At current datacenter electricity rates, a fully loaded H100 slot runs $600 to $1,300 per year in power costs. Best case is a large operator with a long-term PPA locked at $0.06/kWh and minimum system draw: over 5 years that's about $3,000 cumulative. For operators on spot power or renegotiating contracts, rates compound. U.S. electricity prices jumped 27% between 2019 and 2025 and PPA contract prices jumped 35% in 2024 alone, so assume 8% per year if you’re not locked in. Starting at $0.08/kWh mid-range, that compounds to over $5,400 cumulative by year 5, and the annual bill in year 5 is 40% higher than year 1.

The PPA question matters a lot here. If you’re locked in for 10 to 15 years, your power cost is predictable. The problem is that new capacity additions often can’t get PPA coverage fast enough, and the rate you lock in today is higher than what you’d have locked in two years ago. You’re not escaping the trend, you’re just drawing it out.

So the power bill isn’t just an operating cost, it’s an opportunity cost. Every watt running an H100 at year 3 is a watt that could be running a B200 delivering 3x more useful compute for roughly the same electricity. That gap doesn’t shrink over time, it widens as each new generation ships.
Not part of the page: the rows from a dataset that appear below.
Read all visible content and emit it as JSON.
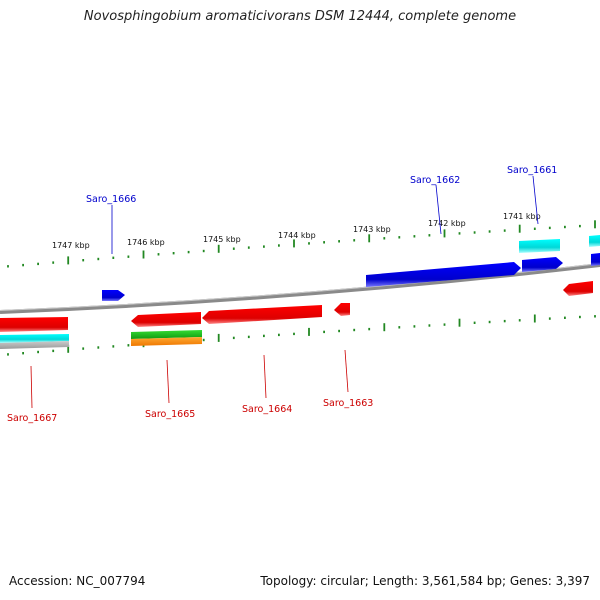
{
  "title": "Novosphingobium aromaticivorans DSM 12444, complete genome",
  "accession": "Accession: NC_007794",
  "summary": "Topology: circular; Length: 3,561,584 bp; Genes: 3,397",
  "kbp_labels": [
    "1747 kbp",
    "1746 kbp",
    "1745 kbp",
    "1744 kbp",
    "1743 kbp",
    "1742 kbp",
    "1741 kbp"
  ],
  "genes_top": [
    "Saro_1666",
    "Saro_1662",
    "Saro_1661"
  ],
  "genes_bottom": [
    "Saro_1667",
    "Saro_1665",
    "Saro_1664",
    "Saro_1663"
  ],
  "colors": {
    "forward": "#0000ee",
    "reverse": "#ee0000",
    "cyan": "#00e5e5",
    "green": "#22bb22",
    "orange": "#ff8800",
    "backbone": "#808080",
    "ticks": "#228822"
  }
}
When Does It Make Sense to Replace?

At what point does a newer generation make your existing hardware worth turning off, not just less profitable?

The naive answer is “when the new hardware pays for itself in efficiency gains,” but that understates the real calculation. You’re not just comparing the new hardware’s efficiency against your old hardware’s efficiency. You’re comparing the total system economics: what the old hardware earns minus what it costs to run, versus what new hardware would earn minus what it costs to acquire and run. Replacement makes sense when the gap between those two numbers exceeds the capital cost of the swap.

With H100s specifically, the numbers are getting uncomfortable. Rental rates have dropped 70 to 80% from peak, so revenue per hour is already a fraction of what it was at deployment. B200s deliver roughly 3x better compute per watt. If an H100 slot earns $2/hr today and a B200 slot earns $5/hr at similar or lower power cost, the B200 pays back acquisition cost within months at reasonable utilization. The H100 isn’t worthless, but its margin is thin enough that the replacement calculus is real.

The honest answer for hardware purchased today is probably a 2 to 3 year economic peak, followed by a tail where the hardware still earns but increasingly just covers operating costs. NVIDIA’s roughly annual release cadence makes this worse than it used to be. When a new architecture ships every 12 to 18 months and each generation delivers 2x to 4x efficiency improvements, the crossover point arrives faster than enterprise server refresh cycles (which ran 5 years) would suggest. It’s the number that should be driving every capex model in this space.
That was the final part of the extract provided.